Many in the Austin community are mourning the death of longtime resident and education activist James Deanes.
A retired Chicago Public Schools official and father of five children, Deanes, 66, died of natural causes June 4 in his West Side home.
“I can see the great loss we are going to have in not having someone to go out and advocate on the behalf of those who don’t know,” said Phalese Ann Binion, president of the Westside Ministers Coalition, at the group’s monthly meeting Thursday, where they held a moment of silence in his honor.
Deanes is remembered as a reformer within CPS and one of the architects of Local School Councils. Created in the 1990s via legislation, the LSCs gave parents a bigger say in their children’s education. Deanes’ passion for education began with his own children, said longtime friend Lafayette Ford, who first met Deanes in 1978 while both were community activists on the West Side.

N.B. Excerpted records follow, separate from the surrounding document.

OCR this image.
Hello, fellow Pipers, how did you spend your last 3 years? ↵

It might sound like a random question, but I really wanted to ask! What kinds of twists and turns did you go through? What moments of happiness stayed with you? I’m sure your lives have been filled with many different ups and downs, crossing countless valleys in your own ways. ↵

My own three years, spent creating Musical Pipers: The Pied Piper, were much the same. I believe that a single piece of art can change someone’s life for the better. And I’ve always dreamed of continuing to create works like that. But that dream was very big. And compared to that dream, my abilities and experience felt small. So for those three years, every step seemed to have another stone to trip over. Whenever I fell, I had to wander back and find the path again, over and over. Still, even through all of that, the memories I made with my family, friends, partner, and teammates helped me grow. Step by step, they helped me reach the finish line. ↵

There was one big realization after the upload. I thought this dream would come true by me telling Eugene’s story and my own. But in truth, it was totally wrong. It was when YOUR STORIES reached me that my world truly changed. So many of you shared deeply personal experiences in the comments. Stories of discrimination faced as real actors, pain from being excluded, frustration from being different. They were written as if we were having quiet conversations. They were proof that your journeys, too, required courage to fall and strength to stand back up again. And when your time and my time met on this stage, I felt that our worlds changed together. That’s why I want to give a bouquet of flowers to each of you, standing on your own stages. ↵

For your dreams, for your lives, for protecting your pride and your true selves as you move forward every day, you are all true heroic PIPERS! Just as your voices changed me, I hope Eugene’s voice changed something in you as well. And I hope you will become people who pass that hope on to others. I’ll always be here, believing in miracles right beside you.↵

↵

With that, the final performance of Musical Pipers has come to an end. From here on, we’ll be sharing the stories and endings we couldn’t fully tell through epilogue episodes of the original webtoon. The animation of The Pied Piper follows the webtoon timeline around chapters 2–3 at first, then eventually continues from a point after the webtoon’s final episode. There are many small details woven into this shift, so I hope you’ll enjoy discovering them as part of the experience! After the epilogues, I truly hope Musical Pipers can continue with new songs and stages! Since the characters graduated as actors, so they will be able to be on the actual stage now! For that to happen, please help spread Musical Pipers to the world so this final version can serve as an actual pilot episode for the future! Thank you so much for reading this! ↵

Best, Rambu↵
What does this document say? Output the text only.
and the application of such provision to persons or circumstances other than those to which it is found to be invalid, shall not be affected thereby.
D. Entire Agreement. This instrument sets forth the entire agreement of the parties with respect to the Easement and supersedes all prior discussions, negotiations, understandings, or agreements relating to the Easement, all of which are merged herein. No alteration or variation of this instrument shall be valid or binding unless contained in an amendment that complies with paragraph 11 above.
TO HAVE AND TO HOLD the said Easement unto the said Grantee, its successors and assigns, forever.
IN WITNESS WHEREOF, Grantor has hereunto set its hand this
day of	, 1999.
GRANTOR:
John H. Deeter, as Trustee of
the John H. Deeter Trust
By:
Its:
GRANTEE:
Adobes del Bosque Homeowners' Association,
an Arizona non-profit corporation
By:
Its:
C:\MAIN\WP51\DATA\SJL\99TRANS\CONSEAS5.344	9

Their shared activism developed into a lifelong friendship in the late 1980s when both became involved in the Chicago school reform effort.
“He had the biggest heart. He loved and protected people, whether they were known or unknown,” Ford said.
Deanes, he added, was not just an education advocate but a community advocate, fighting against the drug dealers and for better housing for residents. His activism began as a PTA member and later as a member of the Local School Improvement and Parent Community councils, the forerunners to the LSCs. Deanes also chaired the Chicago Algebra Project, which focused on engaging students in math.
He was among the first LSC facilitators after joining CPS, and held other positions during his 20-plus year career, including community liaison and policy advisor. Deanes retired from CPS in 2013. Ford called him a major force in school reform.
Deanes was appointed by then-Mayor Harold Washington in the 1980s to lead the Parent Community Council, which played a major role in getting state lawmakers to pass the law creating LSCs for the state’s largest school district.
“He believed that parents needed to be included in the process and with institutions, and that children needed a good education, and that all children needed an opportunity to be exposed to it,” Ford said.
Deanes’ funeral was Tuesday at Salem Baptist Church on the South Side. Ford said a memorial service on the West Side is currently being planned.
At Thursday’s Westside Ministers Coalition meeting, Deanes was remembered as a fireball who was down to earth yet passionate about education, and informing the community about public education.
“He let us know exactly what was really going on regarding CPS, not that fluff we would see on TV that was watered-down,” Binion said. “He would share what was going on and how it would affect our children.”
West Side resident Jo-Anne Terrell recalled Deanes’ dedication to advising different community organizations and LSCs.
“He came out on his own time and gave us training. He advised us to learn that (CPS) manual inside and out. He was passionate, and he made it personal,” Terrell said.
Deanes did face criticism from some for being both an education activist and working for CPS, recalled community organizer Dwayne Truss, who considered him a mentor and his “civic father.” But being on the inside was a great way for Deanes to ignite change inside CPS, Truss said.
“They say change comes from within, and he was dedicated to making sure he changed the bureaucracy of inside to respond to parents.”